Beberapa waktu lalu, Golden Agri-Resources (GAR), produsen minyak kelapa sawit terbesar di Indonesia dan anak perusahaan kelompok Sinar Mas. GAR menjadi perusahaan terdepan dengan mengumumkan penghentian rencana pembukaan hutan, yang jika terlaksana dengan baik, akan dapat melindungi hutan dengan tingkat karbon tinggi, wilayah penting untuk mata pencaharian penduduk lokal dan wilayah kritis populasi habitat untuk penyelamatan harimau dan orangutan di dunia.
Pemerintah perlu segera melakukan tindakan nyata untuk memperbaiki moratorium dan mengikuti contoh dari GAR.
Dengan menghentikan sementara pembukaan hutan, di kedua lokasi konsesi baru dan konsesi yang sudah ada, akan memberi waktu bagi pemerintah untuk memperbaiki tata kelola hutan, mengembangkan rencana pembangunan rendah karbon, melihat kembali konsesi yang sudah ada – yang banyak didapatkan secara illegal.
Ini juga akan membantu menciptakan insentif bagi industri untuk melakukan inisiatif yang dapat menjadikan Indonesia sebagai pemimpin dunia dalam pembangunan yang rendah karbon.
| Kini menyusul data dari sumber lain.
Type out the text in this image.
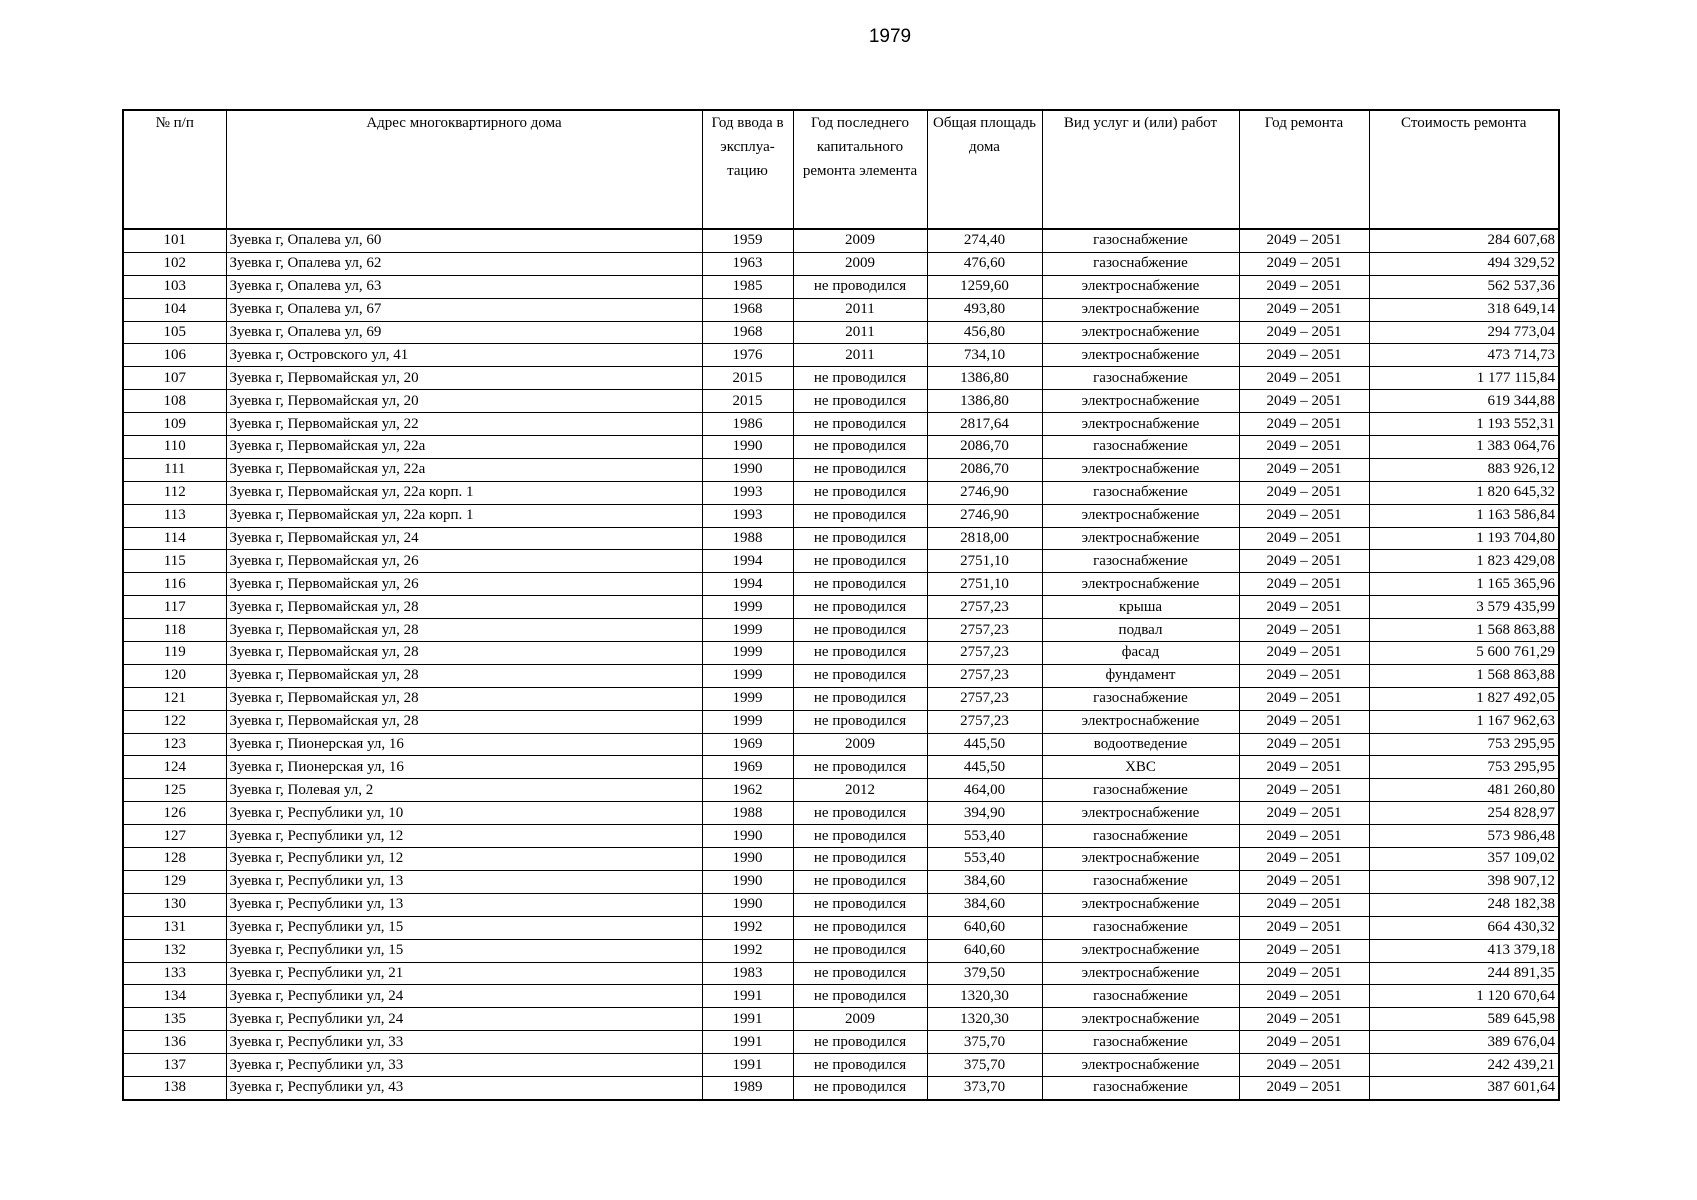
1979
№ п/п	Адрес многоквартирного дома	Год ввода в эксплуа-тацию	Год последнего капитального ремонта элемента	Общая площадь дома	Вид услуг и (или) работ	Год ремонта	Стоимость ремонта
101	Зуевка г, Опалева ул, 60	1959	2009	274,40	газоснабжение	2049 – 2051	284 607,68
102	Зуевка г, Опалева ул, 62	1963	2009	476,60	газоснабжение	2049 – 2051	494 329,52
103	Зуевка г, Опалева ул, 63	1985	не проводился	1259,60	электроснабжение	2049 – 2051	562 537,36
104	Зуевка г, Опалева ул, 67	1968	2011	493,80	электроснабжение	2049 – 2051	318 649,14
105	Зуевка г, Опалева ул, 69	1968	2011	456,80	электроснабжение	2049 – 2051	294 773,04
106	Зуевка г, Островского ул, 41	1976	2011	734,10	электроснабжение	2049 – 2051	473 714,73
107	Зуевка г, Первомайская ул, 20	2015	не проводился	1386,80	газоснабжение	2049 – 2051	1 177 115,84
108	Зуевка г, Первомайская ул, 20	2015	не проводился	1386,80	электроснабжение	2049 – 2051	619 344,88
109	Зуевка г, Первомайская ул, 22	1986	не проводился	2817,64	электроснабжение	2049 – 2051	1 193 552,31
110	Зуевка г, Первомайская ул, 22а	1990	не проводился	2086,70	газоснабжение	2049 – 2051	1 383 064,76
111	Зуевка г, Первомайская ул, 22а	1990	не проводился	2086,70	электроснабжение	2049 – 2051	883 926,12
112	Зуевка г, Первомайская ул, 22а корп. 1	1993	не проводился	2746,90	газоснабжение	2049 – 2051	1 820 645,32
113	Зуевка г, Первомайская ул, 22а корп. 1	1993	не проводился	2746,90	электроснабжение	2049 – 2051	1 163 586,84
114	Зуевка г, Первомайская ул, 24	1988	не проводился	2818,00	электроснабжение	2049 – 2051	1 193 704,80
115	Зуевка г, Первомайская ул, 26	1994	не проводился	2751,10	газоснабжение	2049 – 2051	1 823 429,08
116	Зуевка г, Первомайская ул, 26	1994	не проводился	2751,10	электроснабжение	2049 – 2051	1 165 365,96
117	Зуевка г, Первомайская ул, 28	1999	не проводился	2757,23	крыша	2049 – 2051	3 579 435,99
118	Зуевка г, Первомайская ул, 28	1999	не проводился	2757,23	подвал	2049 – 2051	1 568 863,88
119	Зуевка г, Первомайская ул, 28	1999	не проводился	2757,23	фасад	2049 – 2051	5 600 761,29
120	Зуевка г, Первомайская ул, 28	1999	не проводился	2757,23	фундамент	2049 – 2051	1 568 863,88
121	Зуевка г, Первомайская ул, 28	1999	не проводился	2757,23	газоснабжение	2049 – 2051	1 827 492,05
122	Зуевка г, Первомайская ул, 28	1999	не проводился	2757,23	электроснабжение	2049 – 2051	1 167 962,63
123	Зуевка г, Пионерская ул, 16	1969	2009	445,50	водоотведение	2049 – 2051	753 295,95
124	Зуевка г, Пионерская ул, 16	1969	не проводился	445,50	ХВС	2049 – 2051	753 295,95
125	Зуевка г, Полевая ул, 2	1962	2012	464,00	газоснабжение	2049 – 2051	481 260,80
126	Зуевка г, Республики ул, 10	1988	не проводился	394,90	электроснабжение	2049 – 2051	254 828,97
127	Зуевка г, Республики ул, 12	1990	не проводился	553,40	газоснабжение	2049 – 2051	573 986,48
128	Зуевка г, Республики ул, 12	1990	не проводился	553,40	электроснабжение	2049 – 2051	357 109,02
129	Зуевка г, Республики ул, 13	1990	не проводился	384,60	газоснабжение	2049 – 2051	398 907,12
130	Зуевка г, Республики ул, 13	1990	не проводился	384,60	электроснабжение	2049 – 2051	248 182,38
131	Зуевка г, Республики ул, 15	1992	не проводился	640,60	газоснабжение	2049 – 2051	664 430,32
132	Зуевка г, Республики ул, 15	1992	не проводился	640,60	электроснабжение	2049 – 2051	413 379,18
133	Зуевка г, Республики ул, 21	1983	не проводился	379,50	электроснабжение	2049 – 2051	244 891,35
134	Зуевка г, Республики ул, 24	1991	не проводился	1320,30	газоснабжение	2049 – 2051	1 120 670,64
135	Зуевка г, Республики ул, 24	1991	2009	1320,30	электроснабжение	2049 – 2051	589 645,98
136	Зуевка г, Республики ул, 33	1991	не проводился	375,70	газоснабжение	2049 – 2051	389 676,04
137	Зуевка г, Республики ул, 33	1991	не проводился	375,70	электроснабжение	2049 – 2051	242 439,21
138	Зуевка г, Республики ул, 43	1989	не проводился	373,70	газоснабжение	2049 – 2051	387 601,64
Dan ini akan membantu menciptakan tata pemerintahan yang baik, transparansi dan akuntabilitas, yang akan memastikan besarnya penghentian emisi gas rumah kaca di dunia dan mencegah bahaya perubahan iklim.
Greenpeace menjadi bagian dari koalisi besar organisasi di Indonesia yang menyerukan kepada presiden SBY untuk mengeluarkan moratorium yang tidak terikat oleh waktu, yang akan melindungi semua hutan alam dan lahan gambut, termasuk juga hutan sekunder. Moratorium ini juga harus berlaku untuk wilayah di dalam konsesi yang sudah ada, termasuk untuk industri yang telah diberikan ijin prinsip pada 31 Desember 2010.
Target industri Indonesia untuk kelapa sawit, pulp dan kertas, dan pertanian semua bisa dipenuhi tanpa harus adanya penghancuran hutan alam atau lahan gambut melalui peningkatan produktivitas hasil yang ada dan tindakan lainnya sebagaimana ditunjukkan oleh laporan terbaru Greenpeace yang berjudul “Uang Perlindugan” dan berbagai dokumen resmi pemerintah yang telah diterbitkan.